定量因子强化：用方差有界强化挖掘稳定公式α因子

阿尔法因子挖掘的目的是从历史金融市场数据中发现投资信号，用于预测资产收益，获取超额利润。用于α因子挖掘的强大深度学习方法缺乏可解释性，这使得它们在风险敏感的真实市场中不可接受。公式化α因子因其可解释性而受到青睐，而搜索空间复杂，需要强有力的探索方法。最近，人们提出了一种利用深度强化学习生成公式化α因子的框架，并迅速获得了学术界和工业界的研究重点。本文首先认为，在alpha因子挖掘的背景下，最初采用的策略训练方法，即近端策略优化（PPO），面临着几个重要问题。在此基础上，提出了一种新的强化学习算法。强化算法采用蒙特卡罗抽样来估计策略梯度——产生无偏但方差高的估计。底层状态转换函数中固有的最小环境可变性符合Dirac分布，可以帮助缓解这种高方差问题，使强化算法比PPO更合适。设计了一种新的专用基线，从理论上降低了普遍存在的高配筋方差。此外，引入信息比率作为奖励形成机制，鼓励稳定α因子的产生，从而更好地适应市场波动的变化。对实际资产数据的评价表明，与最新的alpha因子挖掘方法相比，本文算法与收益的相关性提高了3.83%，获得超额收益的能力更强，与理论结果吻合较好。

本文章由计算机程序翻译，如有差异，请以英文原文为准。

求助全文

约1分钟内获得全文求助全文

来源期刊

IEEE Transactions on Signal Processing 工程技术-工程：电子与电气

CiteScore

11.20

自引率

9.30%

发文量

310

审稿时长

3.0 months

期刊介绍： The IEEE Transactions on Signal Processing covers novel theory, algorithms, performance analyses and applications of techniques for the processing, understanding, learning, retrieval, mining, and extraction of information from signals.
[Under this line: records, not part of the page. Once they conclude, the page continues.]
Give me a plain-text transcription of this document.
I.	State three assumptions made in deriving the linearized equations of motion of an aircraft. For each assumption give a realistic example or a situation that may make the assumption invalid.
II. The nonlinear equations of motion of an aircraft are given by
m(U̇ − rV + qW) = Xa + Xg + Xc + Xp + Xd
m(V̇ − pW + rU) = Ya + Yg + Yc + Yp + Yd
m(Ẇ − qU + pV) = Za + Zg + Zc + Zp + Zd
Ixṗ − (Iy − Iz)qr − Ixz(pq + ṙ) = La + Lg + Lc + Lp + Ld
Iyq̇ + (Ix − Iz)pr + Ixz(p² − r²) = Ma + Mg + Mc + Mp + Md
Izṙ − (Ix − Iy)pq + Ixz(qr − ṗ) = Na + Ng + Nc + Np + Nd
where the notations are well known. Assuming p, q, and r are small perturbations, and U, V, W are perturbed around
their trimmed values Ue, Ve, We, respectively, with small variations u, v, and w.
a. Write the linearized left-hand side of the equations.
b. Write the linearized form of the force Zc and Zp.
The term “signal” includes, among others, audio, video, speech, image, communication, geophysical, sonar, radar, medical and musical signals. Examples of topics of interest include, but are not limited to, information processing and the theory and application of filtering, coding, transmitting, estimating, detecting, analyzing, recognizing, synthesizing, recording, and reproducing signals.